Plusieurs causes sont pointées, qui sans doute cumulent
leurs effets (avec même de possibles effets synergiques) :
- la pêche trop intensive
qui dans la seconde moitié du XXe siècle a atteint le stade de la «
surpêche » ; aujourd'hui, la mise en œuvre du PGA français, a conduit à
réduire la pression exercée par la pêche professionnelle (division par 2
des effectifs en 10 ans), mais pas celle exercée par la pêche amateur de
loisir (aucune donnée sur les stades adultes pêchés n'est fournie par ces
acteurs pourtant gestionnaires des milieux aquatiques).
- le braconnage (une civelle
sur dix serait pêchée illégalement) ;
- les importants lâchers
d'eau douce suscités par les grands barrages hydroélectriques ;
- .../...
.../...
- la pollution chimique car
l'anguille est un poisson gras qui accumule de nombreux polluants solubles
dans les graisses (pesticides, dioxines, furanes et PCB en particulier).
Elle se nourrit volontiers dans les sédiments qui au fil des années ont
accumulé des métaux lourds, des pesticides et de nombreux autres polluants.

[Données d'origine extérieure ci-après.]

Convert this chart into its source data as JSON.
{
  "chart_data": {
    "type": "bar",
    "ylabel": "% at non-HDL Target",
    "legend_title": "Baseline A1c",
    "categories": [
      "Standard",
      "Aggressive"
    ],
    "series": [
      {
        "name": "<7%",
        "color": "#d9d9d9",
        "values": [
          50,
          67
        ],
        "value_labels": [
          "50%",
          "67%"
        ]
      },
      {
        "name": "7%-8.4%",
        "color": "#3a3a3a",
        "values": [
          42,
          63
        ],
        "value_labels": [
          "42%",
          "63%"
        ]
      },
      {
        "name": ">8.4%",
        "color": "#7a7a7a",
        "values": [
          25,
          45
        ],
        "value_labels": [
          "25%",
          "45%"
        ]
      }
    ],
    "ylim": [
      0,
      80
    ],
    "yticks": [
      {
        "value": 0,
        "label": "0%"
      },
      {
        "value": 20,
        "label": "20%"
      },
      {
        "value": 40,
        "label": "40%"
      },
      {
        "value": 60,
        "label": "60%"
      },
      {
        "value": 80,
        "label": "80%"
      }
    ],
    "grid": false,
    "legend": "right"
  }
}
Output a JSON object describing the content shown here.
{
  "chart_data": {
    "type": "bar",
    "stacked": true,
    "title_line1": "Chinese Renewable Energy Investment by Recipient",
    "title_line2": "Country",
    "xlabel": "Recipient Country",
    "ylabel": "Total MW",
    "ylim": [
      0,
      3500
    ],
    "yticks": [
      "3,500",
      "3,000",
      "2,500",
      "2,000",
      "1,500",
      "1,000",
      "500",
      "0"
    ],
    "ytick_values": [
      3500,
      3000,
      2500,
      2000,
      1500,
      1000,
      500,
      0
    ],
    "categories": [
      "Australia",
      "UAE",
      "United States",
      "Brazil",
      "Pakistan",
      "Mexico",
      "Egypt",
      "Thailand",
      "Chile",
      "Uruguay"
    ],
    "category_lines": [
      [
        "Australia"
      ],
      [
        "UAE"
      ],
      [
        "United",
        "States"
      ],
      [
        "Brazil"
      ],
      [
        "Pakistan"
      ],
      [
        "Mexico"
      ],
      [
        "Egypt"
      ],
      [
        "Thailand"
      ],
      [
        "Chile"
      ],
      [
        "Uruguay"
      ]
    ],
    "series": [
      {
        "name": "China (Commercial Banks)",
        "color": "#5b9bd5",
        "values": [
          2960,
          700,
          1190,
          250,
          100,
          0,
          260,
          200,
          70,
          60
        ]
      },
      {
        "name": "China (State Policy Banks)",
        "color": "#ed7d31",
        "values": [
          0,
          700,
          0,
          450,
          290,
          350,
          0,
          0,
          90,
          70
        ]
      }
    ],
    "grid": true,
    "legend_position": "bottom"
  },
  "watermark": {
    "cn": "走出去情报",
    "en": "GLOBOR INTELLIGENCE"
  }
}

Il est possible que femelles et mâles soient au moment de la reproduction
(en mer des Sargasses) victimes des effets de perturbateurs endocriniens
qu'ils ont accumulés dans leur organisme quand ils ont grandi dans les
eaux douces ;
- la pollution lumineuse (la
civelle est sensible à l'éclairage artificiel) ;
- la pollution thermique de
l'eau (certaines usines, les centrales nucléaires et d'autres centrales
thermiques) rejettent des eaux de refroidissement qui sont jusqu'à plus de
10 °C plus chaudes que le milieu naturel où ces eaux sont rejetées. Ces
chocs thermiques peuvent affecter la santé des civelles, d'autant que les
eaux de centrales thermiques sont en outre chlorées pour tuer les
animalcules qui cherchent à s'accrocher aux parois de tuyauteries8 ;
- l’introduction d’espèces
invasives comme le silure en France et dans d'autres pays d'Europe et de
parasites ;
- la diminution des zones
humides (en taille, nombre et qualité).
Ce sont autant de facteurs qui concourent à l’extinction de
la civelle dans de nombreuses régions d'Europe et d'Amérique.
12 - Au Pays basque, il était traditionnel dans la
gastronomie de Biscaye et du Guipuscoa, mais sa popularité a été étendue à
d'autres parties du territoire en Espagne. Dans une grande partie de l'Espagne
et du sud-ouest de la France, la civelle est considérée comme un mets très fin
lorsque légèrement frite et servie en caquelon. Avec un prix de 1 000 euros le
kilogramme payé au pêcheur en 2004, la pression halieutique, est très forte sur
cette espèce que l'on ne sait toujours pas faire se reproduire en captivité.
Le plat le plus connu sont les civelles à la Bilbaïna servie
dans une cazuela en terre cuite avec de l'ail et une variété de piment local fumée.
Elle est aussi connue dans la cuisine française dans les secteurs de Nantes, de
La Rochelle et Bordeaux.
Les civelles (angula en espagnol et en basque) sont
généralement commercialisées cuites. Vivantes elles sont transparentes. On les
trouve d'habitude conditionnées sous vide.